I am very pleased to announce that the end-game for my Master’s Thesis is finally in sight; I know precisely what I am doing, I know precisely how to do it, I have finally developed a healthy relationship with my supervisor and God-Willing, I should have finished all of the work by the beginning of November. But as I close-in on the conclusion, it occurs to me that I have very little idea what I plan to do afterwards.
I’ve not yet decided whether or not I want to get a PhD; it does seem like a worthy goal at some point, but frankly I would like a chance to take a breather from all of my academic pursuits and perhaps even get a chance to make a little bit of money (something which has been in painfully short supply for me of late, but I shall refrain from complaining in the grounds that the overwhelming majority of people reading this are probably in similar–or worse–straits).
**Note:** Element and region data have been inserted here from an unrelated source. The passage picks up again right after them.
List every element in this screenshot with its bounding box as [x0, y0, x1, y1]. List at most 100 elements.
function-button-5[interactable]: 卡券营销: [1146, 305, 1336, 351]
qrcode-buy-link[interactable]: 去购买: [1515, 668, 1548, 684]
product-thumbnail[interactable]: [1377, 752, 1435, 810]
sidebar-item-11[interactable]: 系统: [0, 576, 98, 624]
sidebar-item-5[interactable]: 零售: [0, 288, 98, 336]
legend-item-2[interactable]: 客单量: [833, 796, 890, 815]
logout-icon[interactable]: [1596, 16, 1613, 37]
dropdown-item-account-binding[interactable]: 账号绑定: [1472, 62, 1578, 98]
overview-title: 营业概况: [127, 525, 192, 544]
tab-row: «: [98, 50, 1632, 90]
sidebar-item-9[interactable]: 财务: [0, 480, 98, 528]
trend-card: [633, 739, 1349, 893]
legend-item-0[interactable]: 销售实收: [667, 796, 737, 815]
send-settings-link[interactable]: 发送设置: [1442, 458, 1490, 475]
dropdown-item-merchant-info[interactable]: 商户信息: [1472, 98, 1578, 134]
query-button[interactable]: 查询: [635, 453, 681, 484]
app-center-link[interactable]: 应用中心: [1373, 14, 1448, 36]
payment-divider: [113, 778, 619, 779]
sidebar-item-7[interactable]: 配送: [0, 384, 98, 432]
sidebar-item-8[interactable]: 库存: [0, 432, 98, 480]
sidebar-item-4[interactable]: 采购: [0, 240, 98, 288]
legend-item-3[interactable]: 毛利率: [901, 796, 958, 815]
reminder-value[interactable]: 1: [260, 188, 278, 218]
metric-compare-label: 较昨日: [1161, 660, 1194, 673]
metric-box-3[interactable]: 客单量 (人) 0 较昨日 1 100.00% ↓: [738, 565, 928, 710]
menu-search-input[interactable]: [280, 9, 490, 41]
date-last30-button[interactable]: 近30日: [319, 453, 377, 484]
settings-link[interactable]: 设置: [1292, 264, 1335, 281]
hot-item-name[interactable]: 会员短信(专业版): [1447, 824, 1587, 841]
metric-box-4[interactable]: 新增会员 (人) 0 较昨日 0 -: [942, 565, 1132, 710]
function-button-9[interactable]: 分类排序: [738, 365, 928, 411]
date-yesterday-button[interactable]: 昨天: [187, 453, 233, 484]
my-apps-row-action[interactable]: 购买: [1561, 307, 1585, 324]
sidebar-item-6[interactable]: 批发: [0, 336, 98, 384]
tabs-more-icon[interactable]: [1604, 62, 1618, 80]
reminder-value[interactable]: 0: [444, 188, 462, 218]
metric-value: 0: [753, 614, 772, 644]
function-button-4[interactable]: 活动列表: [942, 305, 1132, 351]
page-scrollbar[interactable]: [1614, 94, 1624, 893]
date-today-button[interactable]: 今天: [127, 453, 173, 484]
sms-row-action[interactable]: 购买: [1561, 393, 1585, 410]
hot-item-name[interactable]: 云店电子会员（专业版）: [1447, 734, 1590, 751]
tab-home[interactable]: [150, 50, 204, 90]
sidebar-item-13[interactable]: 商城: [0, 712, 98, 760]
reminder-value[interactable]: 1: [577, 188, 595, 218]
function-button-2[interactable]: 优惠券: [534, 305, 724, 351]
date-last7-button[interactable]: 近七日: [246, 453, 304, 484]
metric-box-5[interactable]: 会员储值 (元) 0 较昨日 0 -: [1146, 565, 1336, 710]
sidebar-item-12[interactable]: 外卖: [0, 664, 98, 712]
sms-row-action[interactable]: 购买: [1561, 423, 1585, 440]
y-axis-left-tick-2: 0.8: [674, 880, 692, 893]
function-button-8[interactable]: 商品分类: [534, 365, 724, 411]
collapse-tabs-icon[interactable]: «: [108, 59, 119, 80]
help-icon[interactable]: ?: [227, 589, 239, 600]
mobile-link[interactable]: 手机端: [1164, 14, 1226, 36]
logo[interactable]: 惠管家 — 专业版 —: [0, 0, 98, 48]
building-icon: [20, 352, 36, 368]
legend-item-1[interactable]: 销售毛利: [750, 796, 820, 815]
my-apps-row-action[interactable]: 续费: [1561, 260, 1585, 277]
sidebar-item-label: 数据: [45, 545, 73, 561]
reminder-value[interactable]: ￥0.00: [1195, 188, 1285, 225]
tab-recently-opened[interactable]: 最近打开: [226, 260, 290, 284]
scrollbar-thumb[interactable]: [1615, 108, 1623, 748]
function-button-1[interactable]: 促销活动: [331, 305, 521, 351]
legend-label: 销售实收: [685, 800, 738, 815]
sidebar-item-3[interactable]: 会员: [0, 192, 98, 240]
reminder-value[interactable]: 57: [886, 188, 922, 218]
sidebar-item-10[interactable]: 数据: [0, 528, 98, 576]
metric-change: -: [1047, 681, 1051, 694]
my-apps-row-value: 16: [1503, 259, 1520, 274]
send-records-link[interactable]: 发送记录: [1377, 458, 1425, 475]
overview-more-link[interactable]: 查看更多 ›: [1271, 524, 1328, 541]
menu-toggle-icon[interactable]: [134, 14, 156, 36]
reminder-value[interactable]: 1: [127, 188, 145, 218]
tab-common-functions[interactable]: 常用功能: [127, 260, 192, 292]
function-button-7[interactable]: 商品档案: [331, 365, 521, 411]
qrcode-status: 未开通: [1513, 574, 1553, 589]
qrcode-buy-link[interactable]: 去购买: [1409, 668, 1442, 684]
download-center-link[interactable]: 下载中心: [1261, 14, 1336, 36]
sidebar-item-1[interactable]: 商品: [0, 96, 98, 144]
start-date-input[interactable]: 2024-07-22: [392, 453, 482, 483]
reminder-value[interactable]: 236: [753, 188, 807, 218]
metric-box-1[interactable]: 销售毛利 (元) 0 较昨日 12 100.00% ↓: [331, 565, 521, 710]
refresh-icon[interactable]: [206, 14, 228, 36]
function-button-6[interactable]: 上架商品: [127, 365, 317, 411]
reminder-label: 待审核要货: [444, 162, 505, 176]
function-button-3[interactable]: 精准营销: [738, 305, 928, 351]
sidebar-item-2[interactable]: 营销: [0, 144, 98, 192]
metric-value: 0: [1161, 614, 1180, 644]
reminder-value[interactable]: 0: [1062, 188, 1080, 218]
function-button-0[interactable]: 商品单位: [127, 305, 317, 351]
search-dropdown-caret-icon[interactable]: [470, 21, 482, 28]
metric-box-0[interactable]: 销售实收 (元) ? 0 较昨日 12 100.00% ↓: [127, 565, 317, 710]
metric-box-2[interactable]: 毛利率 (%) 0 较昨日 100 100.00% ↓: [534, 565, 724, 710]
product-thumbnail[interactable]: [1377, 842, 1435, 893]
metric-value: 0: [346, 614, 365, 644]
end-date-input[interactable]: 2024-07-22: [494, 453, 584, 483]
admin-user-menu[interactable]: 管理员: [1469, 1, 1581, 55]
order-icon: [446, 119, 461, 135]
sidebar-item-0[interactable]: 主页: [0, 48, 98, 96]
You see, ever since I left high school, I have devoted myself so thoroughly to my studies that I have scarcely had a break from them in seven years. I have been working as a researcher on various different projects more or less constantly since 2009 (and sporadically since 2007); I’ve been making money on the side as a tutor since 2007; I have been TAing various courses since I got out of first year.* When it comes to finding jobs in the “real world,” I have absolutely no experience at all beyond submitting applications for teenage-style unskilled labour positions. So while I realize that, in principle, there are probably quite a few decently-paying positions for someone of my particular skillset**, I actually have disturbingly little idea how to go about looking for them. And, as I will need to do so soon, the prospect of figuring this out strikes me as more than a little daunting.
*I got my BSc at an exclusively undergraduate university, which apparently suffered a shortage of people wanting to mark math tests. Suffice it so say, I know first-year calculus really, really well at this point.
**My grandpa points-out that when I phrase it this way, it makes me sound like a prostitute.